Everyone's happy, especially England's neighbors, the German, French and Russian leaders. After all, when England's holdings have been taken, who will be the ones to have done the taking? And they all talk nice about splitting up England equitably, but they' more secure. And all the other leaders say how nice the situation is too, all part of this grand plan, and aren't they all going to be rich together. But they're really wondering how they're going to be safe after the English demise causes Germany, France and Russia to outgrow them.
And so everybody smiles, and everybody starts to get tense. You see, the big flaw in this scheme is that there's no sunset provision to allow for a planned dissolution of the coalition. Everyone talks as if it will last forever, but everyone knows it can't. This idea allows the powers to steal wealth from investors, but the best way to steal wealth from other powers is to reduce the value of their own currency, and that requires military action.
Behind closed doors, people worry, they think about how things might fall apart and how soon that might happen. They consider trying to set up sub-alliances of powers who would agree in secret to jointly break the agreement together (for if one person did so alone, the other five members of the coalition could retaliate together and that one person would follow England into history). These devious fellows get more sophisticated in their thinking.
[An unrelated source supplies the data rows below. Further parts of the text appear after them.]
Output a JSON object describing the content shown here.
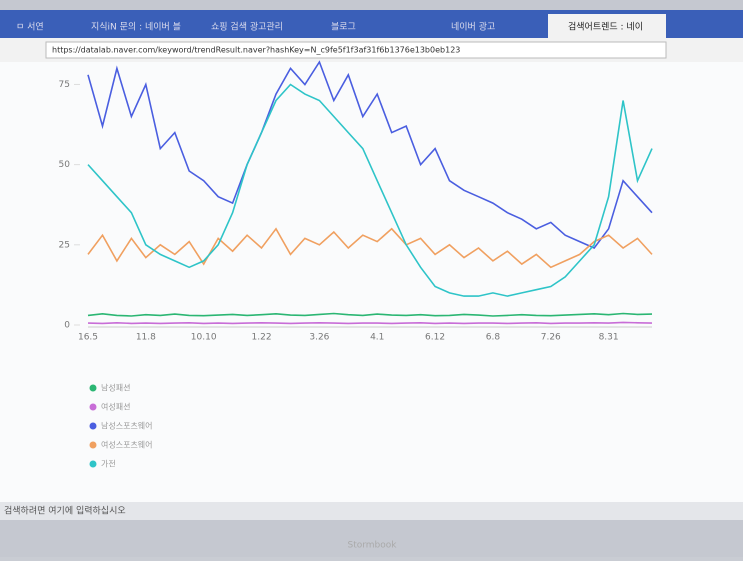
{
  "browser": {
    "tabs": [
      "ㅁ 서연",
      "지식iN 문의 : 네이버 블",
      "쇼핑 검색 광고관리",
      "블로그",
      "네이버 광고",
      "검색어트렌드 : 네이"
    ],
    "url": "https://datalab.naver.com/keyword/trendResult.naver?hashKey=N_c9fe5f1f3af31f6b1376e13b0eb123"
  },
  "taskbar": {
    "search": "검색하려면 여기에 입력하십시오"
  },
  "bezel": {
    "brand": "Stormbook"
  },
  "chart_data": {
    "type": "line",
    "categories": [
      "16.5",
      null,
      null,
      null,
      "11.8",
      null,
      null,
      null,
      "10.10",
      null,
      null,
      null,
      "1.22",
      null,
      null,
      null,
      "3.26",
      null,
      null,
      null,
      "4.1",
      null,
      null,
      null,
      "6.12",
      null,
      null,
      null,
      "6.8",
      null,
      null,
      null,
      "7.26",
      null,
      null,
      null,
      "8.31",
      null,
      null,
      null
    ],
    "series": [
      {
        "name": "남성패션",
        "color": "#2bb673",
        "values": [
          3,
          3.5,
          3,
          2.8,
          3.2,
          3,
          3.4,
          3,
          2.9,
          3.1,
          3.3,
          3,
          3.2,
          3.5,
          3.1,
          3,
          3.3,
          3.6,
          3.2,
          3,
          3.4,
          3.1,
          3,
          3.2,
          2.9,
          3,
          3.3,
          3.1,
          2.8,
          3,
          3.2,
          3,
          2.9,
          3.1,
          3.3,
          3.5,
          3.2,
          3.6,
          3.3,
          3.4
        ]
      },
      {
        "name": "여성패션",
        "color": "#c86dd7",
        "values": [
          0.6,
          0.5,
          0.7,
          0.5,
          0.6,
          0.5,
          0.6,
          0.7,
          0.5,
          0.6,
          0.5,
          0.6,
          0.7,
          0.6,
          0.5,
          0.6,
          0.7,
          0.6,
          0.5,
          0.6,
          0.6,
          0.5,
          0.6,
          0.7,
          0.5,
          0.6,
          0.5,
          0.6,
          0.6,
          0.5,
          0.6,
          0.7,
          0.5,
          0.6,
          0.6,
          0.7,
          0.6,
          0.8,
          0.7,
          0.6
        ]
      },
      {
        "name": "남성스포츠웨어",
        "color": "#4a5ee0",
        "values": [
          78,
          62,
          80,
          65,
          75,
          55,
          60,
          48,
          45,
          40,
          38,
          50,
          60,
          72,
          80,
          75,
          82,
          70,
          78,
          65,
          72,
          60,
          62,
          50,
          55,
          45,
          42,
          40,
          38,
          35,
          33,
          30,
          32,
          28,
          26,
          24,
          30,
          45,
          40,
          35
        ]
      },
      {
        "name": "여성스포츠웨어",
        "color": "#f0a060",
        "values": [
          22,
          28,
          20,
          27,
          21,
          25,
          22,
          26,
          19,
          27,
          23,
          28,
          24,
          30,
          22,
          27,
          25,
          29,
          24,
          28,
          26,
          30,
          25,
          27,
          22,
          25,
          21,
          24,
          20,
          23,
          19,
          22,
          18,
          20,
          22,
          26,
          28,
          24,
          27,
          22
        ]
      },
      {
        "name": "가전",
        "color": "#2ec4c8",
        "values": [
          50,
          45,
          40,
          35,
          25,
          22,
          20,
          18,
          20,
          25,
          35,
          50,
          60,
          70,
          75,
          72,
          70,
          65,
          60,
          55,
          45,
          35,
          25,
          18,
          12,
          10,
          9,
          9,
          10,
          9,
          10,
          11,
          12,
          15,
          20,
          25,
          40,
          70,
          45,
          55
        ]
      }
    ],
    "ylim": [
      0,
      82
    ],
    "yticks": [
      0,
      25,
      50,
      75
    ],
    "grid": false
  }
}
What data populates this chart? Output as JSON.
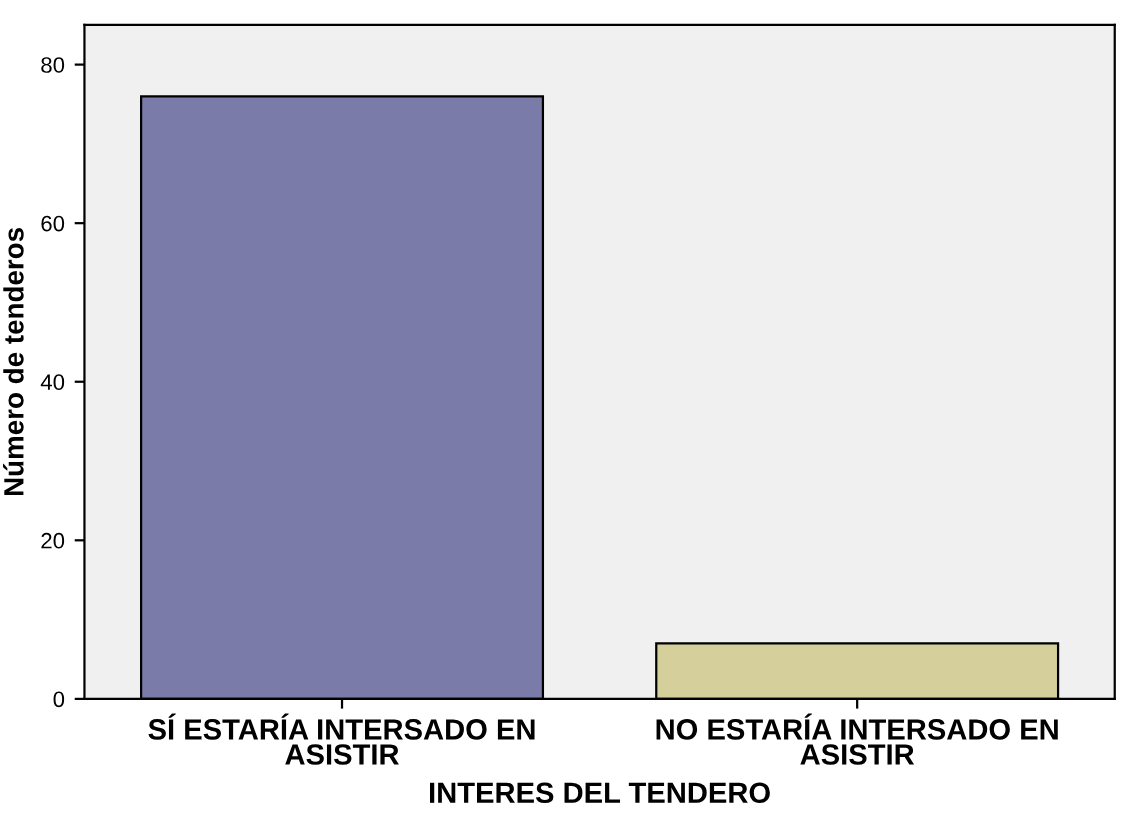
{
  "chart_data": {
    "type": "bar",
    "xlabel": "INTERES DEL TENDERO",
    "ylabel": "Número de tenderos",
    "categories": [
      "SÍ ESTARÍA INTERSADO EN\nASISTIR",
      "NO ESTARÍA INTERSADO EN\nASISTIR"
    ],
    "values": [
      76,
      7
    ],
    "colors": [
      "#7b7baa",
      "#d5d09b"
    ],
    "ylim": [
      0,
      85
    ],
    "yticks": [
      0,
      20,
      40,
      60,
      80
    ],
    "grid": false,
    "legend": false
  }
}
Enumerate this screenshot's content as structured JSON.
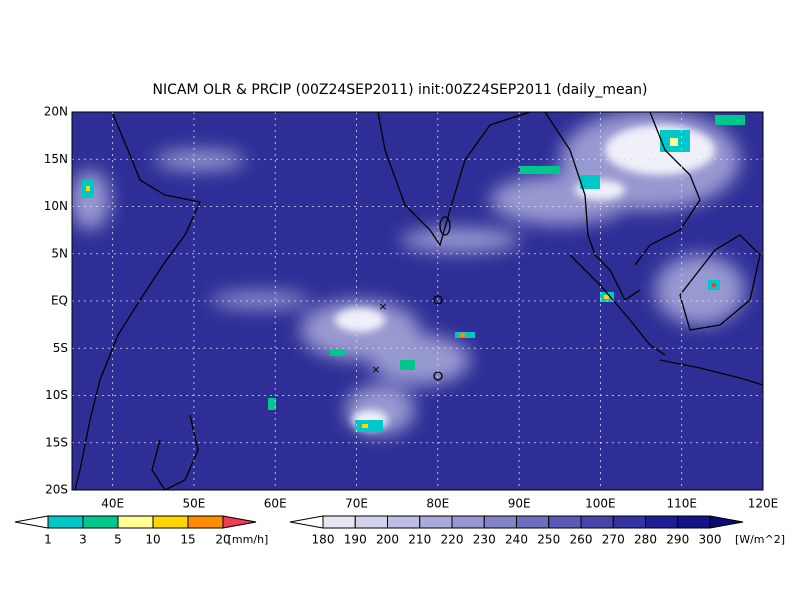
{
  "title": "NICAM OLR & PRCIP (00Z24SEP2011) init:00Z24SEP2011 (daily_mean)",
  "lat_labels": [
    "20N",
    "15N",
    "10N",
    "5N",
    "EQ",
    "5S",
    "10S",
    "15S",
    "20S"
  ],
  "lon_labels": [
    "40E",
    "50E",
    "60E",
    "70E",
    "80E",
    "90E",
    "100E",
    "110E",
    "120E"
  ],
  "precip_scale": {
    "labels": [
      "1",
      "3",
      "5",
      "10",
      "15",
      "20"
    ],
    "unit": "[mm/h]",
    "colors": [
      "#ffffff",
      "#00c8c8",
      "#00c88c",
      "#ffff96",
      "#ffd700",
      "#ff8c00",
      "#f03c50"
    ]
  },
  "olr_scale": {
    "labels": [
      "180",
      "190",
      "200",
      "210",
      "220",
      "230",
      "240",
      "250",
      "260",
      "270",
      "280",
      "290",
      "300"
    ],
    "unit": "[W/m^2]",
    "colors": [
      "#ffffff",
      "#e6e6f2",
      "#d2d2eb",
      "#bebee4",
      "#aaaadc",
      "#9696d2",
      "#8282c8",
      "#6e6ebe",
      "#5a5ab4",
      "#4646aa",
      "#3232a0",
      "#1e1e94",
      "#141488",
      "#0a0a7a"
    ]
  }
}
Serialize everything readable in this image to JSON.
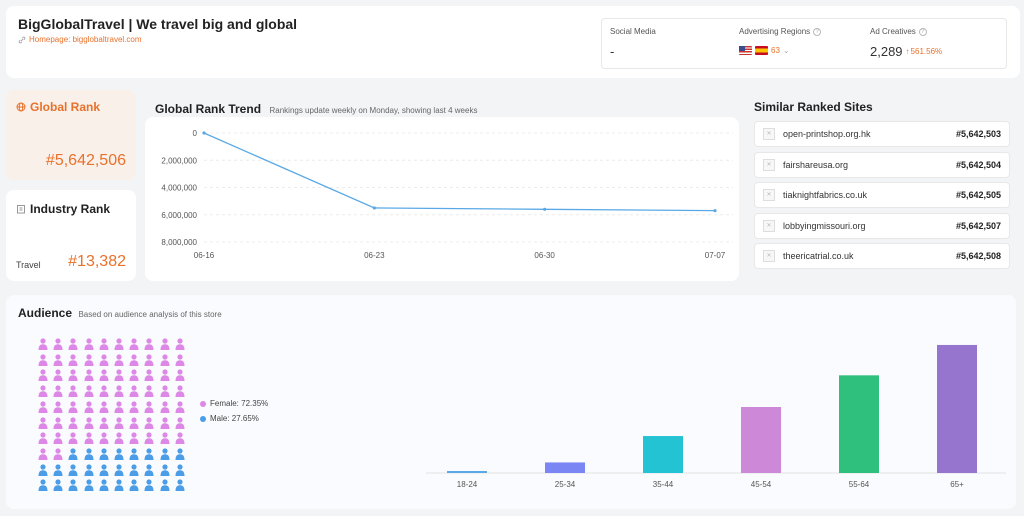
{
  "header": {
    "title": "BigGlobalTravel | We travel big and global",
    "homepage": "Homepage: bigglobaltravel.com",
    "social_media_label": "Social Media",
    "social_media_value": "-",
    "ad_regions_label": "Advertising Regions",
    "ad_regions_count": "63",
    "ad_creatives_label": "Ad Creatives",
    "ad_creatives_value": "2,289",
    "ad_creatives_growth": "561.56%"
  },
  "global_rank": {
    "title": "Global Rank",
    "value": "#5,642,506"
  },
  "industry_rank": {
    "title": "Industry Rank",
    "category": "Travel",
    "value": "#13,382"
  },
  "trend": {
    "title": "Global Rank Trend",
    "subtitle": "Rankings update weekly on Monday, showing last 4 weeks",
    "chart_data": {
      "type": "line",
      "x": [
        "06-16",
        "06-23",
        "06-30",
        "07-07"
      ],
      "values": [
        0,
        5500000,
        5600000,
        5700000
      ],
      "yticks": [
        "0",
        "2,000,000",
        "4,000,000",
        "6,000,000",
        "8,000,000"
      ],
      "ylim": [
        0,
        8000000
      ],
      "y_inverted": true,
      "grid": true,
      "color": "#5aa9e6"
    }
  },
  "similar": {
    "title": "Similar Ranked Sites",
    "sites": [
      {
        "name": "open-printshop.org.hk",
        "rank": "#5,642,503"
      },
      {
        "name": "fairshareusa.org",
        "rank": "#5,642,504"
      },
      {
        "name": "tiaknightfabrics.co.uk",
        "rank": "#5,642,505"
      },
      {
        "name": "lobbyingmissouri.org",
        "rank": "#5,642,507"
      },
      {
        "name": "theericatrial.co.uk",
        "rank": "#5,642,508"
      }
    ]
  },
  "audience": {
    "title": "Audience",
    "subtitle": "Based on audience analysis of this store",
    "female_label": "Female: 72.35%",
    "male_label": "Male: 27.65%",
    "female_fraction": 0.7235,
    "female_color": "#dd88e6",
    "male_color": "#4a9de6",
    "chart_data": {
      "type": "bar",
      "categories": [
        "18-24",
        "25-34",
        "35-44",
        "45-54",
        "55-64",
        "65+"
      ],
      "values": [
        1,
        8,
        28,
        50,
        74,
        97
      ],
      "colors": [
        "#5aa9e6",
        "#7b86f5",
        "#24c3d4",
        "#cd88d8",
        "#2fc07e",
        "#9575cd"
      ],
      "ylim": [
        0,
        100
      ]
    }
  }
}
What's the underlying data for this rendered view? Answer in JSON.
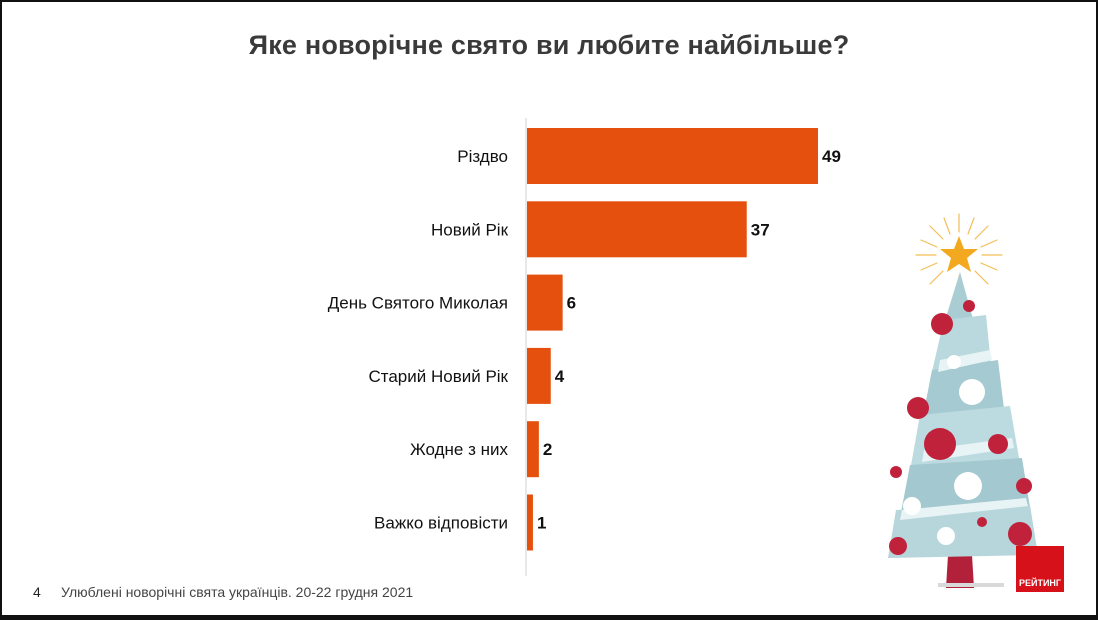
{
  "title": "Яке новорічне свято ви любите найбільше?",
  "chart_data": {
    "type": "bar",
    "orientation": "horizontal",
    "categories": [
      "Різдво",
      "Новий Рік",
      "День Святого Миколая",
      "Старий Новий Рік",
      "Жодне з них",
      "Важко відповісти"
    ],
    "values": [
      49,
      37,
      6,
      4,
      2,
      1
    ],
    "bar_color": "#e5500e",
    "xlim": [
      0,
      100
    ]
  },
  "footer": {
    "page_number": "4",
    "text": "Улюблені новорічні свята українців. 20-22 грудня 2021"
  },
  "logo": {
    "text": "РЕЙТИНГ",
    "color": "#d7111a"
  }
}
One tries to think up ways of setting up a false sub-alliance with the intent of enticing one power to break the coalition, expecting others to do so at the same time, only to find that he's done so alone and brought the forces of the coalition against him. The plot gets quite thick and it's all very exciting, not as an action movie but from the perspective of the mind games that go on.
Alas, unfortunately, just a couple of weeks after I started to get rolling with this movie plot, a new movie opened up around here called Conspiracy Theory, starring Mel Gibson and Julia Roberts. And I really couldn't think up an alternative movie title that would do my idea justice, so rather than do as I had planned and write up a detailed synopsis so that I could shop around for a movie studio in Hollywood, I decided to scrap the whole thing. Then I decided that if I couldn't share my idea with the public as a movie, I could at least write it up for The Diplomatic Pouch and share it with the readers there. Pity things couldn't have worked out better, though, isn't it?
Of course had this movie eventually made it to the big screen, at the end of the movie credits would scroll the standard disclaimer:
"This motion picture is a work of fiction. Any similarity between the events or people depicted in this motion picture and events or people, living or dead, who may have been playing in a bourse Diplomacy game called dippouch is purely coincidental. Really. This plot is not, we repeat, not based on a true story, and even if it were, we wouldn't be able to admit it without getting into trouble. Could you imagine any self-respecting Diplomacy players pulling a stunt like that?"
And if you are wondering what ever happened to the dippouch game which has nothing to do with this article, much like my movie idea the game came to a premature end before its full potential could be realized. Things started to get quite interesting, but nowhere near as interesting as they were headed. Maybe I'll write an article about it sometime.